I had my third ultrasound this morning and it's been confirmed that our baby has some limb differences.

Her right arm is amputated below the elbow and her right foot is weird. Hard to tell from the ultrasound what "weird" means, but it's pretty obvious that it's not normal.

And you know what?

I don't really care.

I know that some people might be really devastated by this news, but the thing is, our little squish has no abnormalities in her lungs, heart, brain, eyes...none of the stuff that really matters.

And that stuff is what really matters. In the long run, kids who have limb differences lead much more "normal" lives than kids with complex medical problems -- kids like Maisie.

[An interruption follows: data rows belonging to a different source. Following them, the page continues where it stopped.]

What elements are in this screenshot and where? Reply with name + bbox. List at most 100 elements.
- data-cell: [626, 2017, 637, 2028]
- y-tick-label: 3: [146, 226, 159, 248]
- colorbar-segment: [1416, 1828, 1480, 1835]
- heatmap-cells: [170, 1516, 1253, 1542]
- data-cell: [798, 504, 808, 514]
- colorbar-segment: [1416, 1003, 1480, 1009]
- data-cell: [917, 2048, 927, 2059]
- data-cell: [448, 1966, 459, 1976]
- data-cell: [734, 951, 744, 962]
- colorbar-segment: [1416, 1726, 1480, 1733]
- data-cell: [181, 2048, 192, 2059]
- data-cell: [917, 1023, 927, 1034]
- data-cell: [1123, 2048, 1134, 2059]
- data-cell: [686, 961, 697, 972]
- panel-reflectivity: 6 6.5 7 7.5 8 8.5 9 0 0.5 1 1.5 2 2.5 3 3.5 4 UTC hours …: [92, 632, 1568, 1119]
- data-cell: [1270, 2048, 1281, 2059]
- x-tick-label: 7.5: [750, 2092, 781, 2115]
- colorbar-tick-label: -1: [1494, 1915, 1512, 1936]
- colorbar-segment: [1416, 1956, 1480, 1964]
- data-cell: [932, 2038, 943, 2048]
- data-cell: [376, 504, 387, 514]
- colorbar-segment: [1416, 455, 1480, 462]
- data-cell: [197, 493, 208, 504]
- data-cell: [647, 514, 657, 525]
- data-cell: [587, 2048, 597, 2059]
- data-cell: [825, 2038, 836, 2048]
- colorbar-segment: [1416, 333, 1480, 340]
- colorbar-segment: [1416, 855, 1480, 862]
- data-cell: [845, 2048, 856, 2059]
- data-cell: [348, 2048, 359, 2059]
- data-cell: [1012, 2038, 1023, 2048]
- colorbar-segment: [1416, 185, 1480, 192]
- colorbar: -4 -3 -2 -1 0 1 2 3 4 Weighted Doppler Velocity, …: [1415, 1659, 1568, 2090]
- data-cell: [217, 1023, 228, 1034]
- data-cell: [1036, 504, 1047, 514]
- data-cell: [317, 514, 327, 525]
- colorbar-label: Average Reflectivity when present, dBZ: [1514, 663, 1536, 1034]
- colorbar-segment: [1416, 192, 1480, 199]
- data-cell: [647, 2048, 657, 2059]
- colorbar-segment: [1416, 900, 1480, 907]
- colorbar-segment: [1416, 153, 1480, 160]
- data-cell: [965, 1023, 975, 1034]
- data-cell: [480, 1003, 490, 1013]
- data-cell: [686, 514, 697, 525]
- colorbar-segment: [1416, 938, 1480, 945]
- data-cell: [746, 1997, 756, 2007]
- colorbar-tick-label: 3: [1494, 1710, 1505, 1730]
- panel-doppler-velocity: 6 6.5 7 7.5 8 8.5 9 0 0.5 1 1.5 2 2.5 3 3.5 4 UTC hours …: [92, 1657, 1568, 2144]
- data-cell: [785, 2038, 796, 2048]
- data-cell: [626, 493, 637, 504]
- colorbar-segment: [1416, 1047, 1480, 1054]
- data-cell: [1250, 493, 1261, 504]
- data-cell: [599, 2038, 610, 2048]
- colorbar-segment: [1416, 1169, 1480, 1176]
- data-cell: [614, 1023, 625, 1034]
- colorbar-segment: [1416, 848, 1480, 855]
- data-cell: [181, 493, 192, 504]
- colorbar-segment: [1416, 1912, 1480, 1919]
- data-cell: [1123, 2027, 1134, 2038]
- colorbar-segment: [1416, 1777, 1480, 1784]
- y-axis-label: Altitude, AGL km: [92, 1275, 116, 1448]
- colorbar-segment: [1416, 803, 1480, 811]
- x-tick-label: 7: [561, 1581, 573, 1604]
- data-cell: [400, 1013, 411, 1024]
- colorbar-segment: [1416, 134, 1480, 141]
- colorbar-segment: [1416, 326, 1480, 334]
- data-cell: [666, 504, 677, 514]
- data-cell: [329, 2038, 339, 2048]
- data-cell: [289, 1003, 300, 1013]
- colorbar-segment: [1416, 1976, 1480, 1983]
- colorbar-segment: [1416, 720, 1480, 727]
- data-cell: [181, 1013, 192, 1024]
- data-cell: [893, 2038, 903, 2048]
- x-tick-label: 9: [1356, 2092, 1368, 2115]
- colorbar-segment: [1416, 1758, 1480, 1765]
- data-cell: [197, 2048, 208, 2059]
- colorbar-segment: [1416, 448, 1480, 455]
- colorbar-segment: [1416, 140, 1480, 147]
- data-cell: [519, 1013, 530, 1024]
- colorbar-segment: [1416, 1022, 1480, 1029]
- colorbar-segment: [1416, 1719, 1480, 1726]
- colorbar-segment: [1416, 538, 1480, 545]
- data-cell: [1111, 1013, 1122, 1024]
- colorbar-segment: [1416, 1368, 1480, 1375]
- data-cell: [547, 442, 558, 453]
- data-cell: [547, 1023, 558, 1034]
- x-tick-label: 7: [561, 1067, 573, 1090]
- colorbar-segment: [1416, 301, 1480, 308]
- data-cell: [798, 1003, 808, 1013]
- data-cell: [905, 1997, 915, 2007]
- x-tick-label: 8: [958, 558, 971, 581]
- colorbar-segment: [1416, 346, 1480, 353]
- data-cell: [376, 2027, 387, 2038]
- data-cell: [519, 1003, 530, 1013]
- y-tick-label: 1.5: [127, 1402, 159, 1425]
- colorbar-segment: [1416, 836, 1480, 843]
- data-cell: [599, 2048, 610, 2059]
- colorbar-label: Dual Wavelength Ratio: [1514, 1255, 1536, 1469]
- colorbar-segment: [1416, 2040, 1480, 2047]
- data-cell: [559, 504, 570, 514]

I've been perusing blogs like This Little Miggy, whose daughter "Lamp" has limb differences affecting all four limbs.

And she's just fine.

We have no reason to believe that Squishy will be any different. (yeah. Squishy. That's her nickname. We don't know what her gender is, but I feel certain Squishy's a girl :)

Thursday, January 1, 2015

Seventeen days

That's how long we've been in the hospital.

Seems like a lot long than two weeks, but that's all it's been.

Maisie is fighting hard to breath over the vent and while she's not doing a great job right now, it's obvious that she's trying.

She's perked up a bit in the last day or so and was even alert and happy enough to dance to Taylor Swift and ring in the New Year.

She's off of antibiotics and anything other than what she takes normally (Mestinon, Imuran, Zyrtec, Levalbuterol, Keppra, diuretics, Prozac, digestive enzymes.) Her chest tube was finally pulled two days ago and she officially no longer has pneumonia or pleurisy/pleural effusion. So that's good. Her breathing problems are completely due to hypotonia.

I did have a level-two ultrasound a few days ago and it seems that my baby might have limb differences. I have another scan day after tomorrow to get some clarity, but the consensus seems to be that nothing besides her appendages are affected -- normal brain, heart, lungs, etc. Which is awesome. After everything Maisie went through, I honestly can't complain over a missing hand.